As the scale of equipment continues to grow and the computing environment becomes more and more complex, the difficulty of operation and maintenance of large-scale computing clusters is also increasing. Operation and maintenance methods based on automation technology cannot quickly and effectively solve various service failures in computing clusters. It is urgent to adopt emerging technologies to obtain all-around cluster operation and maintenance information, integrate monitoring data from multiple dimensions, and comprehensively analyze abnormal monitoring data. Based on the results of data analysis, locate the root cause of service failures and help computing clusters quickly restore services.
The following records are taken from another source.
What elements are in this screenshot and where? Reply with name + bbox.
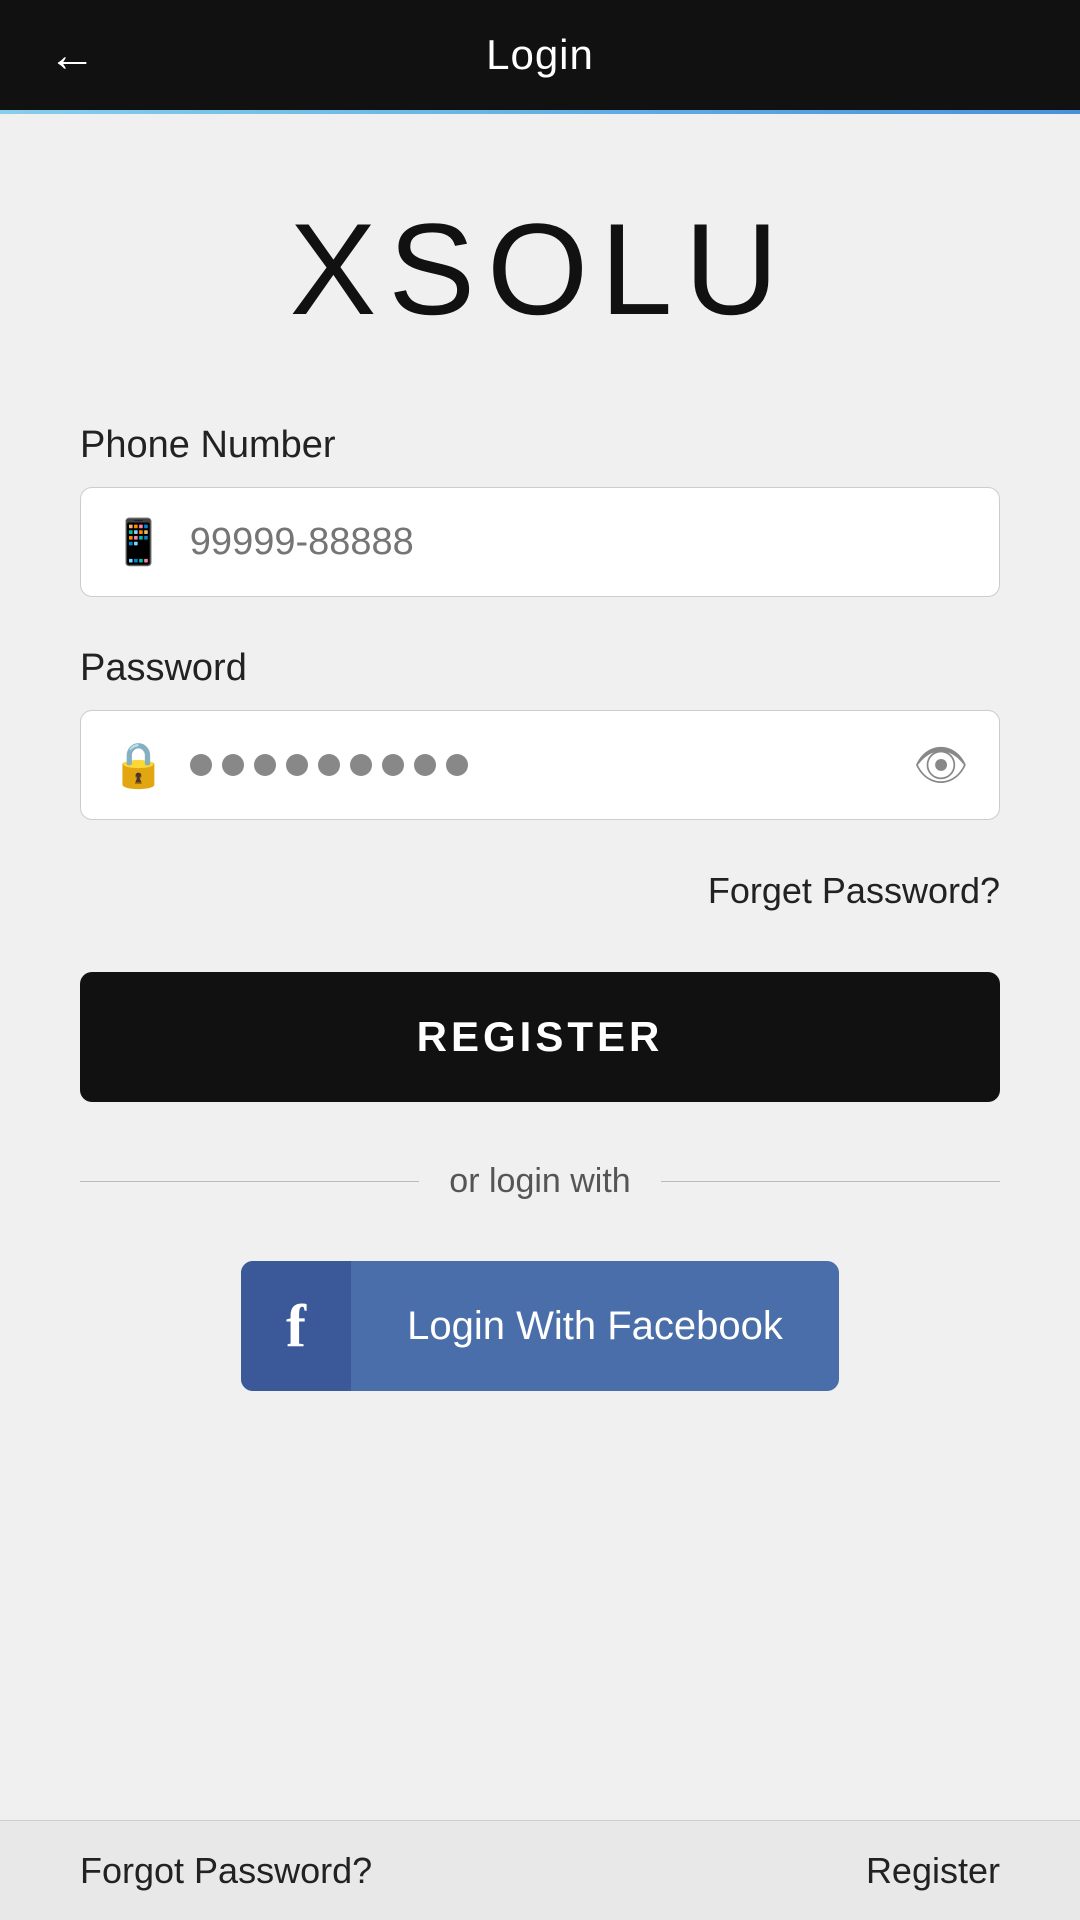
password-dot — [222, 754, 244, 776]
password-dot — [190, 754, 212, 776]
phone-input[interactable] — [190, 521, 969, 564]
forget-password-link[interactable]: Forget Password? — [708, 870, 1000, 912]
facebook-icon-area: f — [241, 1261, 351, 1391]
password-dot — [254, 754, 276, 776]
bottom-register-link[interactable]: Register — [866, 1850, 1000, 1892]
logo-container: XSOLU — [80, 194, 1000, 344]
divider-line-left — [80, 1181, 419, 1182]
password-label: Password — [80, 647, 1000, 690]
show-password-icon[interactable]: 👁 — [913, 739, 969, 791]
forget-password-row: Forget Password? — [80, 870, 1000, 912]
password-input-wrapper: 🔒 👁 — [80, 710, 1000, 820]
phone-number-label: Phone Number — [80, 424, 1000, 467]
facebook-button-label: Login With Facebook — [351, 1304, 839, 1349]
phone-input-wrapper: 📱 — [80, 487, 1000, 597]
facebook-login-button[interactable]: f Login With Facebook — [241, 1261, 839, 1391]
phone-icon: 📱 — [111, 516, 166, 568]
divider-row: or login with — [80, 1162, 1000, 1201]
app-header: ← Login — [0, 0, 1080, 110]
bottom-bar: Forgot Password? Register — [0, 1820, 1080, 1920]
facebook-icon: f — [286, 1292, 306, 1361]
header-title: Login — [486, 31, 594, 79]
password-dots — [190, 754, 913, 776]
password-dot — [318, 754, 340, 776]
divider-line-right — [661, 1181, 1000, 1182]
back-button[interactable]: ← — [48, 28, 96, 83]
app-logo: XSOLU — [290, 194, 791, 344]
register-button[interactable]: REGISTER — [80, 972, 1000, 1102]
password-dot — [286, 754, 308, 776]
lock-icon: 🔒 — [111, 739, 166, 791]
password-dot — [414, 754, 436, 776]
password-dot — [350, 754, 372, 776]
main-content: XSOLU Phone Number 📱 Password 🔒 👁 Forget… — [0, 114, 1080, 1391]
password-dot — [446, 754, 468, 776]
divider-text: or login with — [419, 1162, 660, 1201]
bottom-forgot-password-link[interactable]: Forgot Password? — [80, 1850, 372, 1892]
password-dot — [382, 754, 404, 776]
In order to provide a more stable cluster operating environment, IHEPCC combined big data technology and data analysis index tools to design and implement a set of open operation and maintenance analysis tool sets (OMAT), which include data collection, correlation analysis, strategy of monitoring data, abnormal alarm and other functions. This report will introduce the architecture, processing capabilities, and some key functions of OMAT. Combined with the processing flow of monitoring data, introduce the specific implementation of the system in data collection, data processing, data storage and data visualization.
The current OMAT platform has been applied to multiple cross-regional computing clusters including IHEP, covering about 5k nodes. The collected information includes node status, storage performance, network traffic, user operations, account security, power environment and other operation and maintenance indicators to ensure the computing cluster’s performance Stable operation.